Ed Balls MP, Labour’s Shadow Chancellor, in response to George Osborne’s interview on the Today programme and the IMF’s Article IV statement published at a Treasury press conference today, said:
“Nobody will be surprised that the IMF has decided to re-affirm its backing for the Government’s policies at this very sensitive time. But the Chancellor should not take too much comfort from the report he launched at a Treasury press conference.
“The IMF has warned that there are significant risks to inflation, growth and unemployment.
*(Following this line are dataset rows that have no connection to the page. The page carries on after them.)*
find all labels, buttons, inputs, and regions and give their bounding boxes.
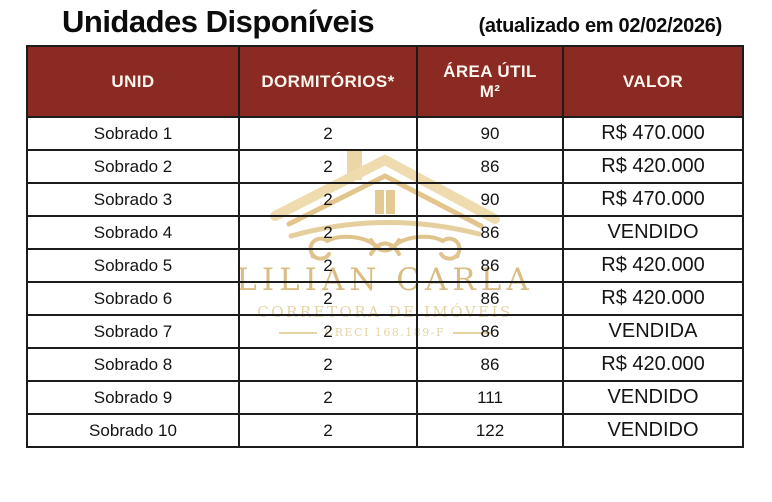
cell-unid: Sobrado 5	[26, 248, 240, 283]
table-header-row: UNID DORMITÓRIOS* ÁREA ÚTIL M² VALOR	[26, 45, 744, 118]
cell-dormitorios: 2	[238, 314, 418, 349]
cell-valor: R$ 420.000	[562, 248, 744, 283]
cell-dormitorios: 2	[238, 182, 418, 217]
cell-unid: Sobrado 8	[26, 347, 240, 382]
cell-valor: R$ 420.000	[562, 347, 744, 382]
cell-dormitorios: 2	[238, 248, 418, 283]
header-cell-unid: UNID	[26, 45, 240, 118]
title-row: Unidades Disponíveis (atualizado em 02/0…	[62, 4, 722, 40]
cell-valor: VENDIDO	[562, 380, 744, 415]
header-area-line2: M²	[479, 81, 501, 101]
page-title: Unidades Disponíveis	[62, 4, 375, 39]
cell-unid: Sobrado 4	[26, 215, 240, 250]
table-row: Sobrado 9 2 111 VENDIDO	[26, 380, 744, 415]
cell-unid: Sobrado 6	[26, 281, 240, 316]
cell-area: 90	[416, 116, 564, 151]
table-row: Sobrado 1 2 90 R$ 470.000	[26, 116, 744, 151]
cell-unid: Sobrado 3	[26, 182, 240, 217]
cell-unid: Sobrado 9	[26, 380, 240, 415]
cell-unid: Sobrado 2	[26, 149, 240, 184]
cell-valor: VENDIDA	[562, 314, 744, 349]
page-subtitle: (atualizado em 02/02/2026)	[478, 15, 723, 37]
cell-dormitorios: 2	[238, 380, 418, 415]
header-area-line1: ÁREA ÚTIL	[443, 61, 537, 81]
cell-dormitorios: 2	[238, 215, 418, 250]
cell-dormitorios: 2	[238, 347, 418, 382]
cell-valor: VENDIDO	[562, 413, 744, 448]
cell-area: 111	[416, 380, 564, 415]
cell-valor: R$ 420.000	[562, 149, 744, 184]
cell-unid: Sobrado 1	[26, 116, 240, 151]
cell-unid: Sobrado 7	[26, 314, 240, 349]
units-table: UNID DORMITÓRIOS* ÁREA ÚTIL M² VALOR Sob…	[26, 45, 744, 448]
cell-valor: VENDIDO	[562, 215, 744, 250]
cell-area: 90	[416, 182, 564, 217]
cell-area: 86	[416, 281, 564, 316]
table-row: Sobrado 8 2 86 R$ 420.000	[26, 347, 744, 382]
cell-area: 86	[416, 248, 564, 283]
table-row: Sobrado 3 2 90 R$ 470.000	[26, 182, 744, 217]
header-cell-dormitorios: DORMITÓRIOS*	[238, 45, 418, 118]
table-row: Sobrado 4 2 86 VENDIDO	[26, 215, 744, 250]
cell-area: 86	[416, 347, 564, 382]
table-row: Sobrado 6 2 86 R$ 420.000	[26, 281, 744, 316]
cell-unid: Sobrado 10	[26, 413, 240, 448]
cell-area: 86	[416, 314, 564, 349]
table-row: Sobrado 10 2 122 VENDIDO	[26, 413, 744, 448]
cell-valor: R$ 420.000	[562, 281, 744, 316]
header-cell-valor: VALOR	[562, 45, 744, 118]
cell-dormitorios: 2	[238, 281, 418, 316]
table-row: Sobrado 2 2 86 R$ 420.000	[26, 149, 744, 184]
cell-valor: R$ 470.000	[562, 182, 744, 217]
cell-dormitorios: 2	[238, 116, 418, 151]
cell-area: 86	[416, 215, 564, 250]
cell-area: 86	[416, 149, 564, 184]
header-cell-area: ÁREA ÚTIL M²	[416, 45, 564, 118]
cell-dormitorios: 2	[238, 149, 418, 184]
cell-dormitorios: 2	[238, 413, 418, 448]
cell-valor: R$ 470.000	[562, 116, 744, 151]
table-row: Sobrado 5 2 86 R$ 420.000	[26, 248, 744, 283]
table-row: Sobrado 7 2 86 VENDIDA	[26, 314, 744, 349]
cell-area: 122	[416, 413, 564, 448]
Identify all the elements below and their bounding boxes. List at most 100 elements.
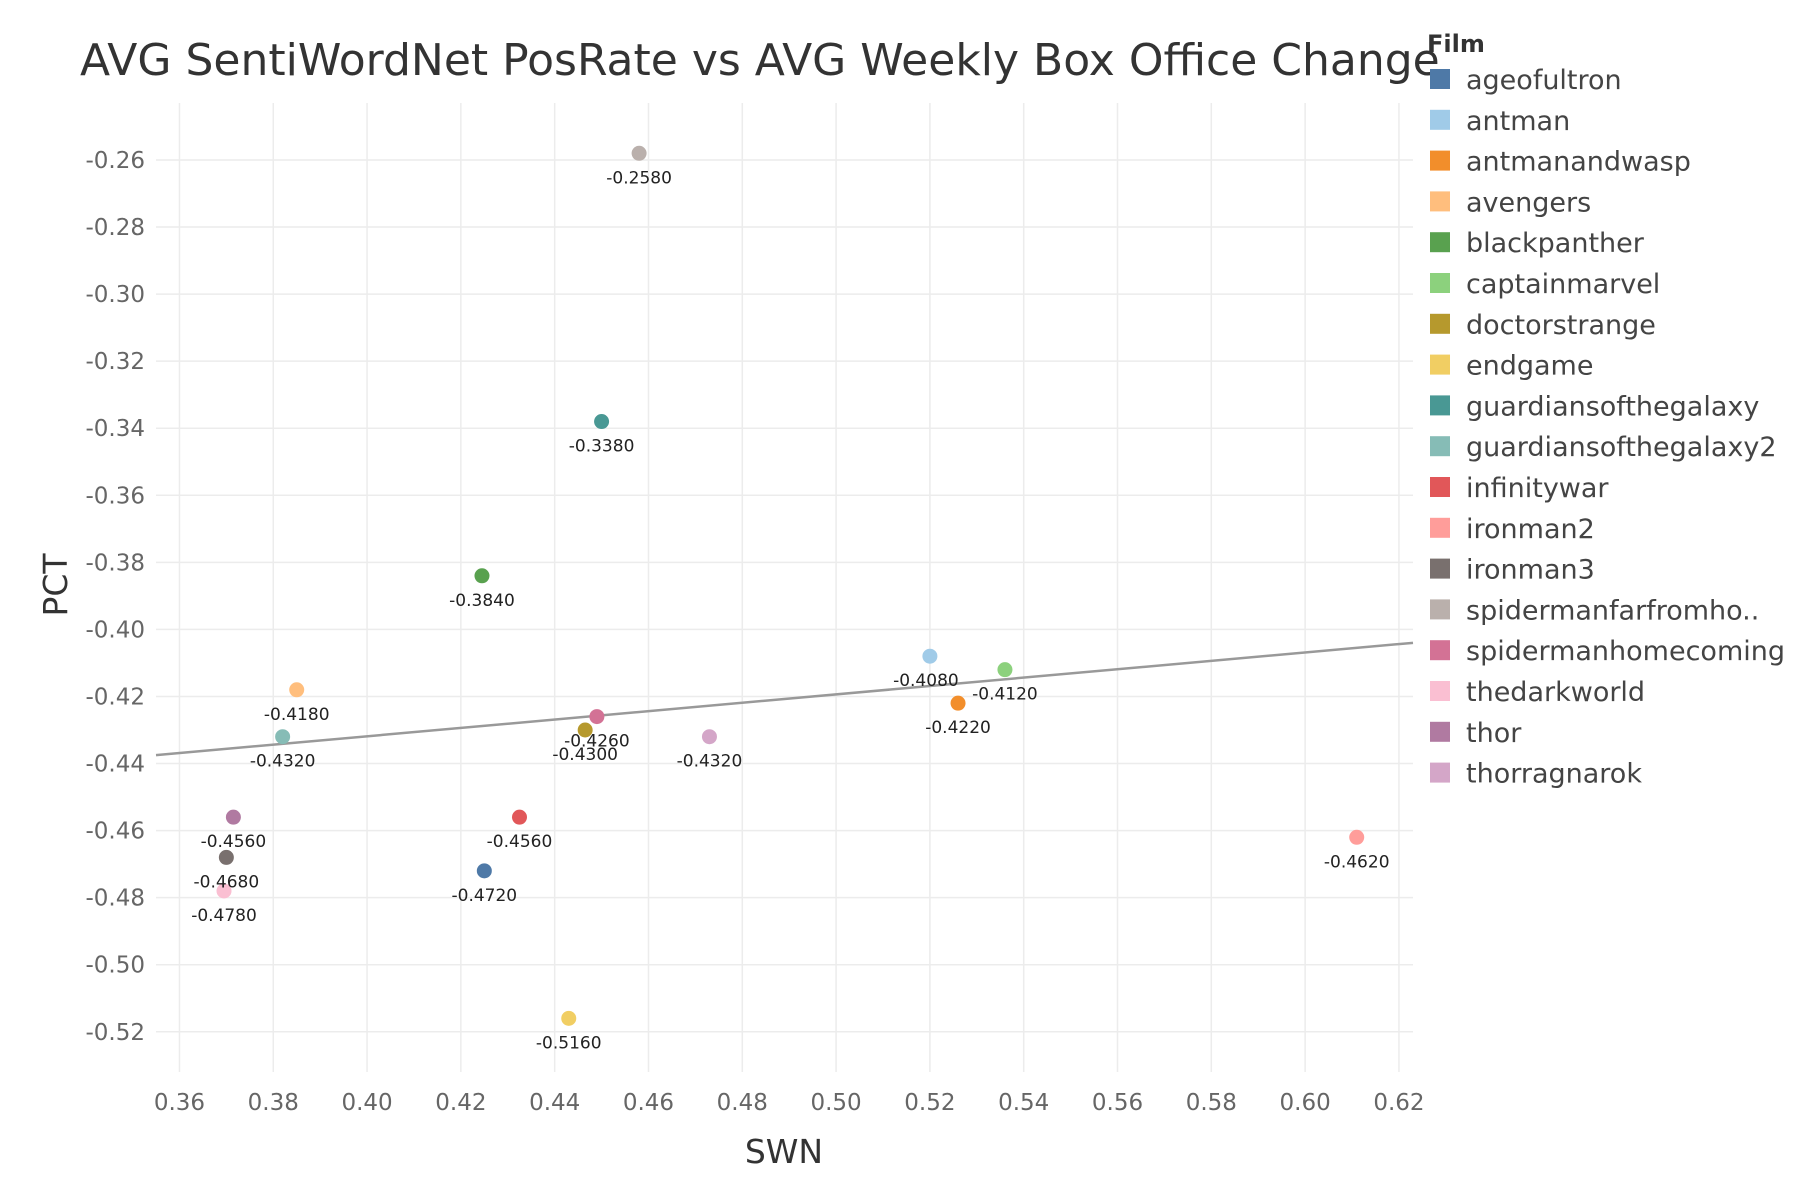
legend-swatch xyxy=(1430,517,1450,538)
point-ageofultron[interactable] xyxy=(476,863,492,879)
legend-swatch xyxy=(1430,599,1450,620)
point-guardiansofthegalaxy2[interactable] xyxy=(275,729,291,745)
x-tick-label: 0.60 xyxy=(1280,1090,1331,1116)
point-antman[interactable] xyxy=(922,648,938,664)
data-label: -0.4180 xyxy=(264,705,330,725)
y-tick-label: -0.28 xyxy=(85,215,145,241)
legend-swatch xyxy=(1430,762,1450,783)
x-tick-label: 0.50 xyxy=(810,1090,861,1116)
x-tick-label: 0.36 xyxy=(154,1090,205,1116)
y-axis-ticks: -0.26 -0.28 -0.30 -0.32 -0.34 -0.36 -0.38 -0.40… xyxy=(85,148,145,1046)
point-thorragnarok[interactable] xyxy=(701,729,717,745)
x-tick-label: 0.56 xyxy=(1092,1090,1143,1116)
legend-title: Film xyxy=(1427,30,1485,58)
y-tick-label: -0.36 xyxy=(85,483,145,509)
point-ironman2[interactable] xyxy=(1349,829,1365,845)
x-tick-label: 0.48 xyxy=(717,1090,768,1116)
x-tick-label: 0.42 xyxy=(435,1090,486,1116)
y-tick-label: -0.50 xyxy=(85,953,145,979)
data-label: -0.4300 xyxy=(552,745,618,765)
legend-swatch xyxy=(1430,395,1450,416)
legend-label[interactable]: ironman2 xyxy=(1466,514,1595,545)
point-blackpanther[interactable] xyxy=(474,568,490,584)
legend-label[interactable]: avengers xyxy=(1466,187,1591,218)
legend-swatch xyxy=(1430,354,1450,375)
legend-swatch xyxy=(1430,273,1450,293)
data-label: -0.4780 xyxy=(191,906,257,926)
point-infinitywar[interactable] xyxy=(511,809,527,825)
point-avengers[interactable] xyxy=(289,682,305,698)
legend-label[interactable]: ageofultron xyxy=(1466,65,1622,96)
data-label: -0.2580 xyxy=(606,168,672,188)
data-label: -0.4560 xyxy=(487,832,553,852)
x-axis-ticks: 0.36 0.38 0.40 0.42 0.44 0.46 0.48 0.50 0.52 0.54… xyxy=(154,1090,1425,1116)
point-guardiansofthegalaxy[interactable] xyxy=(594,414,610,430)
point-antmanandwasp[interactable] xyxy=(950,695,966,711)
point-captainmarvel[interactable] xyxy=(997,662,1013,678)
legend-label[interactable]: captainmarvel xyxy=(1466,269,1660,300)
x-tick-label: 0.62 xyxy=(1373,1090,1424,1116)
legend-label[interactable]: guardiansofthegalaxy xyxy=(1466,391,1759,422)
x-tick-label: 0.52 xyxy=(904,1090,955,1116)
data-label: -0.4680 xyxy=(194,872,260,892)
data-label: -0.4260 xyxy=(564,732,630,752)
y-axis-title: PCT xyxy=(36,553,75,617)
y-tick-label: -0.38 xyxy=(85,550,145,576)
legend-swatch xyxy=(1430,640,1450,661)
point-ironman3[interactable] xyxy=(218,849,234,865)
data-label: -0.3380 xyxy=(569,437,635,457)
legend-label[interactable]: endgame xyxy=(1466,351,1593,382)
legend: Film ageofultron antman antmanandwasp aveng… xyxy=(1427,30,1785,790)
legend-swatch xyxy=(1430,191,1450,212)
legend-label[interactable]: spidermanfarfromho.. xyxy=(1466,595,1759,626)
legend-label[interactable]: guardiansofthegalaxy2 xyxy=(1466,432,1777,463)
point-thor[interactable] xyxy=(225,809,241,825)
legend-items: ageofultron antman antmanandwasp avengers bl… xyxy=(1430,65,1785,790)
legend-label[interactable]: blackpanther xyxy=(1466,228,1645,259)
y-tick-label: -0.46 xyxy=(85,819,145,845)
legend-label[interactable]: thorragnarok xyxy=(1466,759,1642,790)
data-label: -0.4320 xyxy=(250,752,316,772)
point-thedarkworld[interactable] xyxy=(216,883,232,899)
x-tick-label: 0.44 xyxy=(529,1090,580,1116)
y-tick-label: -0.40 xyxy=(85,617,145,643)
data-labels: -0.4720 -0.4080 -0.4220 -0.4180 -0.3840 -0.41… xyxy=(191,168,1389,1053)
x-tick-label: 0.46 xyxy=(623,1090,674,1116)
y-tick-label: -0.26 xyxy=(85,148,145,174)
trend-line xyxy=(155,641,1414,757)
point-doctorstrange[interactable] xyxy=(577,722,593,738)
x-tick-label: 0.58 xyxy=(1186,1090,1237,1116)
legend-swatch xyxy=(1430,109,1450,130)
y-tick-label: -0.52 xyxy=(85,1020,145,1046)
y-tick-label: -0.42 xyxy=(85,684,145,710)
legend-swatch xyxy=(1430,232,1450,253)
legend-label[interactable]: infinitywar xyxy=(1466,473,1609,504)
data-label: -0.4220 xyxy=(925,718,991,738)
legend-swatch xyxy=(1430,477,1450,497)
point-spidermanhomecoming[interactable] xyxy=(589,709,605,725)
legend-label[interactable]: antmanandwasp xyxy=(1466,147,1691,178)
x-tick-label: 0.40 xyxy=(341,1090,392,1116)
legend-label[interactable]: antman xyxy=(1466,106,1570,137)
data-label: -0.3840 xyxy=(449,591,515,611)
legend-swatch xyxy=(1430,721,1450,742)
point-endgame[interactable] xyxy=(561,1010,577,1026)
legend-label[interactable]: doctorstrange xyxy=(1466,310,1656,341)
x-tick-label: 0.54 xyxy=(998,1090,1049,1116)
y-tick-label: -0.48 xyxy=(85,886,145,912)
legend-label[interactable]: thedarkworld xyxy=(1466,677,1645,708)
x-axis-title: SWN xyxy=(745,1132,823,1171)
point-spidermanfarfromho[interactable] xyxy=(631,145,647,161)
chart-title: AVG SentiWordNet PosRate vs AVG Weekly B… xyxy=(80,35,1440,86)
data-label: -0.4320 xyxy=(677,752,743,772)
legend-swatch xyxy=(1430,313,1450,334)
legend-label[interactable]: thor xyxy=(1466,718,1522,749)
legend-label[interactable]: ironman3 xyxy=(1466,555,1595,586)
legend-swatch xyxy=(1430,150,1450,171)
y-tick-label: -0.34 xyxy=(85,416,145,442)
y-tick-label: -0.44 xyxy=(85,752,145,778)
data-label: -0.5160 xyxy=(536,1033,602,1053)
legend-label[interactable]: spidermanhomecoming xyxy=(1466,636,1785,667)
legend-swatch xyxy=(1430,69,1450,89)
And they have downgraded their forecast for economic growth this year to just 1.5 per cent – compared to the 2.5 per cent it was predicting before the new government came to power.
“In these circumstances the cautious approach for George Osborne to take, and for the IMF to recommend, would be the one advocated by the deputy secretary-general of the OECD, who said only last month the pace of the cuts should be reconsidered if things turn out to be weaker than expected.
“It says it all about George Osborne that he hails an IMF forecast that implies rising unemployment and predicts slower growth. His complacency about the state of the economy is concerning. Of the over 415,000 jobs George Osborne boasts have been created in the last year, only 15 per cent of them have been since his spending review. Instead of attacking the media for reporting what’s happening in the real world, he should be asking himself why the economy has flatlined since his spending review and VAT rise.
“But he was right about one thing – the assumption that there’s a binary choice between not cutting at all and this government’s plan is indeed a false one. Of course there need to be cuts and tax rises to get the deficit down, but by going too far and too fast George Osborne risks getting us into a vicious circle. The slower growth, higher inflation and higher unemployment now being forecast mean the government is now set to borrow £46 billion more than they had planned.
“However much George Osborne and the IMF hope this is just a temporary blip, the cautious thing to do is not to wait and see and hope for the best, but get a plan B now. We need a balanced deficit plan that puts jobs and growth first, not a rash and extreme plan that increasingly looks like it isn’t working.”